Strypes - “The Difference” (1986)

This is another of the 1980s Seattle-area records I picked up a few weeks back from Hi-Voltage Records. Hailing from Tacoma, Washington, the Strypes had a decently long career as a popular touring band throughout the 1980s, apparently particularly notable for their fanbase in Asia. The Difference was their only full-length record, one the band self-released in 1986 after having put out three 7″ singles during the first half of the decade.

The Difference reveals a band that is quite tight - the songs are cleanly recorded and everyone clearly knows their place. Much of the material has that mid-80s pop-rock sound about it, that absorption of new wave into the mainstream.

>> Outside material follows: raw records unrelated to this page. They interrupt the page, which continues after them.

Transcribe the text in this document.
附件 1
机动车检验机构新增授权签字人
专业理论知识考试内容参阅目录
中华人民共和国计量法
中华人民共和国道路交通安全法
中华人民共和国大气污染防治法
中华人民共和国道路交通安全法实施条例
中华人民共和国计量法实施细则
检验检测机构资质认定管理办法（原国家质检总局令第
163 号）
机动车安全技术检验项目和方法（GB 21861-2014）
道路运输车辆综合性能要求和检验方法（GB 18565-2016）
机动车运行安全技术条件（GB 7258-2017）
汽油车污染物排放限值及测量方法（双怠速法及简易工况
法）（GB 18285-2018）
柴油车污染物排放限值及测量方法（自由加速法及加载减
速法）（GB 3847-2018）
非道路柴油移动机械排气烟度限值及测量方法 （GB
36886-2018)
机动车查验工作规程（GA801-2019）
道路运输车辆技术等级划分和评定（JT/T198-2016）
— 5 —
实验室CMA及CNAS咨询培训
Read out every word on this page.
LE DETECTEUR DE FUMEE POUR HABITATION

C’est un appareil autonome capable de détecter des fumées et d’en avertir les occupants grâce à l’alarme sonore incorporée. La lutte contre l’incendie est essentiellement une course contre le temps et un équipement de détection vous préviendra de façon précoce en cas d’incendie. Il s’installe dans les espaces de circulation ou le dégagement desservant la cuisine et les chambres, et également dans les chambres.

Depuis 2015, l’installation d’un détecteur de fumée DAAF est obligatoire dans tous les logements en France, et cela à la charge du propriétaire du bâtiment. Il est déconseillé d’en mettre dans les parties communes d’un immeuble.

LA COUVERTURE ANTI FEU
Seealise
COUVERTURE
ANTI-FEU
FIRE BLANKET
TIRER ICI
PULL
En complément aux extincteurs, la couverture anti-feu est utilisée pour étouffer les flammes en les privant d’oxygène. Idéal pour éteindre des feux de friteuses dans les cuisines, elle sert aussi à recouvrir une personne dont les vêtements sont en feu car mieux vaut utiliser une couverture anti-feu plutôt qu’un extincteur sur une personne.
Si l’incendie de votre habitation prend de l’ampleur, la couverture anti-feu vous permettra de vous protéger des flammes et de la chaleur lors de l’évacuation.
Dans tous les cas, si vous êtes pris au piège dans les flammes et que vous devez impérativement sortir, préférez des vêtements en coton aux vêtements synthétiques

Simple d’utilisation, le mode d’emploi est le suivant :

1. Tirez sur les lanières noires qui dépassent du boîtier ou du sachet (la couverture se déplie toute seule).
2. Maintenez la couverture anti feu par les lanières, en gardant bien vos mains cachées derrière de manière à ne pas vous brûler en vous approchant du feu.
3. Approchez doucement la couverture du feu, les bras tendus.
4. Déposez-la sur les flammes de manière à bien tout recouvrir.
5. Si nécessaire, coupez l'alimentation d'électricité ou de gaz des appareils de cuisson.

That being said, they do have some edgier moments, most notably on “Dead Stop”. Holly and I were talking the other day about whether one can listen to an album for the first time and identify “the hit”, and “Dead Stop” is actually an example of this - I latched onto that jam immediately the first time I heard it, and when I subsequently did some research learned that it was originally released as a single-sided 7″ the year before and was the only one of their prior singles that Strypes included on The Difference, so clearly they thought it was great and recognized the need to put it on the album. I don’t share this to imply that I’m some kind of music savant, because I’m clearly not. But it does support the idea that a better-than-average song is quite often immediately recognizable as such.

Is The Difference dated? Sure, to some extent. I mean, while there are still bands making 80s style hard rock and metal, poppier fare tends to move on without a lot of looking back. Strypes did a reunion concert as recently as 2014, and given the opportunity to see them live in the future I’d certainly consider going.